Chair Warsh faces growing dissent from within the Fed itself, with multiple officials publicly challenging his policy framework in recent days.
Semiconductor stocks remain the key tell for market direction. The Philly Semiconductor Index sits at what technicians are calling a potential triple top against the broader tech sector. Whether that resolves as a breakout or a breakdown will likely set the tone for the next leg of this market.
For now, the momentum belongs to the sellers.
Key Takeaways
- The Philadelphia Semiconductor Index plunged 9% on the day, with AMD down 10%, Intel down 9%, Marvell down 12%, and Micron down 11% after Broadcom failed to raise its AI chip outlook.

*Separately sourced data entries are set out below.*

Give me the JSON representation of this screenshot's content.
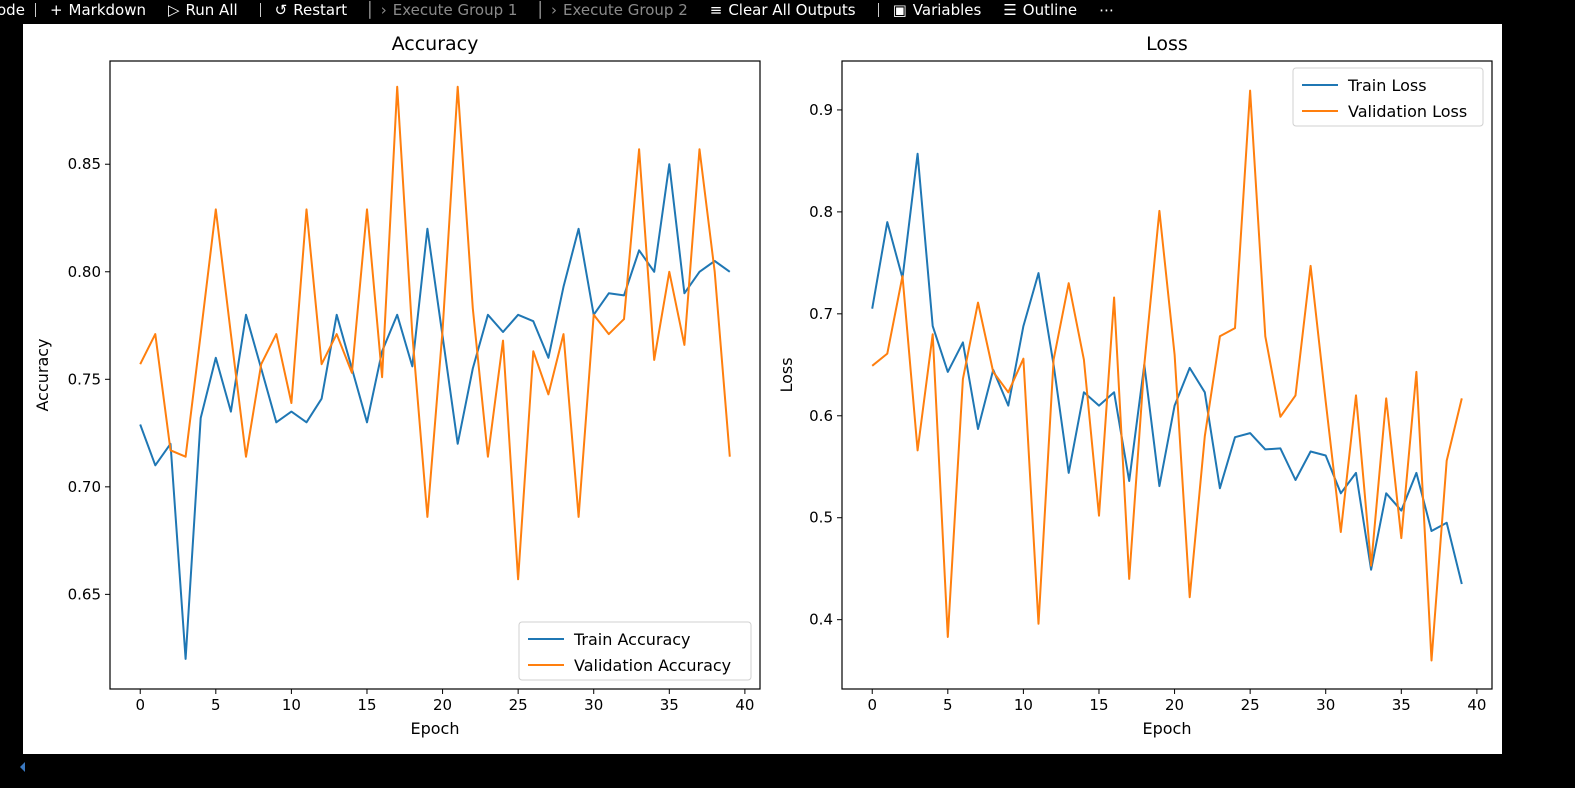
{
  "toolbar": {
    "items": [
      {
        "label": "ode",
        "icon": "",
        "enabled": true
      },
      {
        "label": "Markdown",
        "icon": "plus-icon",
        "enabled": true
      },
      {
        "label": "Run All",
        "icon": "run-all-icon",
        "enabled": true
      },
      {
        "label": "Restart",
        "icon": "restart-icon",
        "enabled": true
      },
      {
        "label": "Execute Group 1",
        "icon": "execute-group-icon",
        "enabled": false
      },
      {
        "label": "Execute Group 2",
        "icon": "execute-group-icon",
        "enabled": false
      },
      {
        "label": "Clear All Outputs",
        "icon": "clear-outputs-icon",
        "enabled": true
      },
      {
        "label": "Variables",
        "icon": "variables-icon",
        "enabled": true
      },
      {
        "label": "Outline",
        "icon": "outline-icon",
        "enabled": true
      },
      {
        "label": "⋯",
        "icon": "more-icon",
        "enabled": true
      }
    ]
  },
  "chart_data": [
    {
      "type": "line",
      "title": "Accuracy",
      "xlabel": "Epoch",
      "ylabel": "Accuracy",
      "xlim": [
        -2,
        41
      ],
      "ylim": [
        0.606,
        0.898
      ],
      "xticks": [
        0,
        5,
        10,
        15,
        20,
        25,
        30,
        35,
        40
      ],
      "yticks": [
        0.65,
        0.7,
        0.75,
        0.8,
        0.85
      ],
      "ytick_labels": [
        "0.65",
        "0.70",
        "0.75",
        "0.80",
        "0.85"
      ],
      "legend": "lower right",
      "series": [
        {
          "name": "Train Accuracy",
          "color": "#1f77b4",
          "values": [
            0.729,
            0.71,
            0.72,
            0.62,
            0.732,
            0.76,
            0.735,
            0.78,
            0.755,
            0.73,
            0.735,
            0.73,
            0.741,
            0.78,
            0.755,
            0.73,
            0.763,
            0.78,
            0.756,
            0.82,
            0.77,
            0.72,
            0.755,
            0.78,
            0.772,
            0.78,
            0.777,
            0.76,
            0.793,
            0.82,
            0.78,
            0.79,
            0.789,
            0.81,
            0.8,
            0.85,
            0.79,
            0.8,
            0.805,
            0.8
          ]
        },
        {
          "name": "Validation Accuracy",
          "color": "#ff7f0e",
          "values": [
            0.757,
            0.771,
            0.717,
            0.714,
            0.771,
            0.829,
            0.771,
            0.714,
            0.757,
            0.771,
            0.739,
            0.829,
            0.757,
            0.771,
            0.753,
            0.829,
            0.751,
            0.886,
            0.771,
            0.686,
            0.773,
            0.886,
            0.783,
            0.714,
            0.768,
            0.657,
            0.763,
            0.743,
            0.771,
            0.686,
            0.78,
            0.771,
            0.778,
            0.857,
            0.759,
            0.8,
            0.766,
            0.857,
            0.8,
            0.714
          ]
        }
      ]
    },
    {
      "type": "line",
      "title": "Loss",
      "xlabel": "Epoch",
      "ylabel": "Loss",
      "xlim": [
        -2,
        41
      ],
      "ylim": [
        0.332,
        0.948
      ],
      "xticks": [
        0,
        5,
        10,
        15,
        20,
        25,
        30,
        35,
        40
      ],
      "yticks": [
        0.4,
        0.5,
        0.6,
        0.7,
        0.8,
        0.9
      ],
      "ytick_labels": [
        "0.4",
        "0.5",
        "0.6",
        "0.7",
        "0.8",
        "0.9"
      ],
      "legend": "upper right",
      "series": [
        {
          "name": "Train Loss",
          "color": "#1f77b4",
          "values": [
            0.705,
            0.79,
            0.735,
            0.857,
            0.688,
            0.643,
            0.672,
            0.587,
            0.645,
            0.61,
            0.688,
            0.74,
            0.65,
            0.544,
            0.623,
            0.61,
            0.623,
            0.536,
            0.65,
            0.531,
            0.61,
            0.647,
            0.623,
            0.529,
            0.579,
            0.583,
            0.567,
            0.568,
            0.537,
            0.565,
            0.561,
            0.524,
            0.544,
            0.449,
            0.524,
            0.507,
            0.544,
            0.487,
            0.495,
            0.435
          ]
        },
        {
          "name": "Validation Loss",
          "color": "#ff7f0e",
          "values": [
            0.649,
            0.661,
            0.737,
            0.566,
            0.68,
            0.383,
            0.636,
            0.711,
            0.643,
            0.623,
            0.656,
            0.396,
            0.655,
            0.73,
            0.655,
            0.502,
            0.716,
            0.44,
            0.65,
            0.801,
            0.66,
            0.422,
            0.58,
            0.678,
            0.686,
            0.919,
            0.678,
            0.599,
            0.62,
            0.747,
            0.614,
            0.486,
            0.62,
            0.453,
            0.617,
            0.48,
            0.643,
            0.36,
            0.556,
            0.617
          ]
        }
      ]
    }
  ]
}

- A stronger-than-expected May jobs report shifted rate cut odds dramatically: traders are now pricing roughly 70% odds of a rate hike by year-end, a sharp reversal from just days earlier.
- Bitcoin fell 5.77% to close at $60,117, while Ethereum lost nearly 12%, as risk-off rotation hit speculative assets hard across both crypto and equities.
- Defensive sectors were the only green on the board, confirming a textbook risk-off session. Consumer Discretionary dropped 2.05%, but Technology (XLK) led the damage at -6.68%.
- The Fed's June 16-17 meeting is now the next major catalyst. Friday's jobs data has effectively taken a rate cut off the table, and Chair Warsh is facing public dissent from within the Fed.